Thursday, May 3, 2012

Spin Cycle



A couple of months ago I did a spin class with one of my friends. 


It was at the very height of my exercise binge, and I couldn't wait to hit the pedals and cycle my gluteus maximus into greatness. 


We went after work, got changed with the heady scent of sweat and fitness lingering in the changerooms, and headed into the spin room. 


The walls were painted in black, with neon lighting - remember that from blue light discos? So the lint on my lycra was illuminated. I ain't no Cadel Evans, sisters. 


It was when the instructor came up to me, and commenced adjusting my seat, and then told me that if I couldn't keep up, I should just keep riding, but don't stop, I started to feel the first pangs of fear. 


Then the lights were dimmed and the music (bad music) was cranked up and the disco lights came on. Then I got really worried.


Nevertheless, I forged ahead. I was a warrior. I was like Lance Armstrong meets Fame. 


We started riding. And riding. And riding. After a long period the instructor told us that the warm up was over. There I was thinking the class must be finished. Enough of the pedals. And enough of the damn bike seat. 

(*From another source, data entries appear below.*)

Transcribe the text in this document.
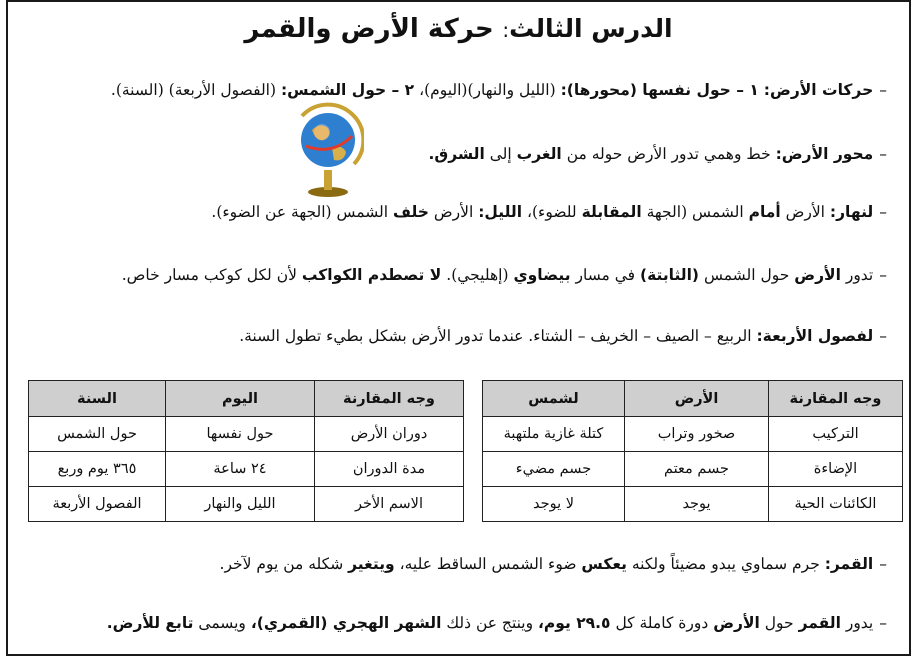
الدرس الثالث: حركة الأرض والقمر
–حركات الأرض: ١ – حول نفسها (محورها): (الليل والنهار)(اليوم)، ٢ – حول الشمس: (الفصول الأربعة) (السنة).
–محور الأرض: خط وهمي تدور الأرض حوله من الغرب إلى الشرق.
–لنهار: الأرض أمام الشمس (الجهة المقابلة للضوء)، الليل: الأرض خلف الشمس (الجهة عن الضوء).
–تدور الأرض حول الشمس (الثابتة) في مسار بيضاوي (إهليجي). لا تصطدم الكواكب لأن لكل كوكب مسار خاص.
–لفصول الأربعة: الربيع – الصيف – الخريف – الشتاء. عندما تدور الأرض بشكل بطيء تطول السنة.
وجه المقارنة	الأرض	لشمس
التركيب	صخور وتراب	كتلة غازية ملتهبة
الإضاءة	جسم معتم	جسم مضيء
الكائنات الحية	يوجد	لا يوجد
وجه المقارنة	اليوم	السنة
دوران الأرض	حول نفسها	حول الشمس
مدة الدوران	٢٤ ساعة	٣٦٥ يوم وربع
الاسم الأخر	الليل والنهار	الفصول الأربعة
–القمر: جرم سماوي يبدو مضيئاً ولكنه يعكس ضوء الشمس الساقط عليه، ويتغير شكله من يوم لآخر.
–يدور القمر حول الأرض دورة كاملة كل ٢٩.٥ يوم، وينتج عن ذلك الشهر الهجري (القمري)، ويسمى تابع للأرض.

The class went on for forty five arduous minutes. The most arduous thing, besides cranking up the dial on the bike, was the bike seat. Cruel beast that it was. 


Why does no one ever talk about that discomfort? 
I felt like John Wayne after a three week horseride. That bike seat bites.


I got home, inspected my property and vowed to never return to spin. 
And I haven't. 


After consulting the interwebz, it turns out us ladies can inflict a lot of damage on our lady parts due to a fraction too much friction from those no-good bike seats. 


The next day the gals at work asked how the class went. I told them it was more painful than childbirth. You know when the baby crowns. Yes. That bit.


I'm not going to beat around the bush. No. I'm talking about what lies beneath the bush. That bike seat hurt. And I'm never going back. Ever. 


Why didn't anyone ever tell me about the cruel beast that is the bike seat? You and me, we need to talk. 


(This article on SMH brought these memories back, bubbling to the surface. That cruel wench of a bike seat.)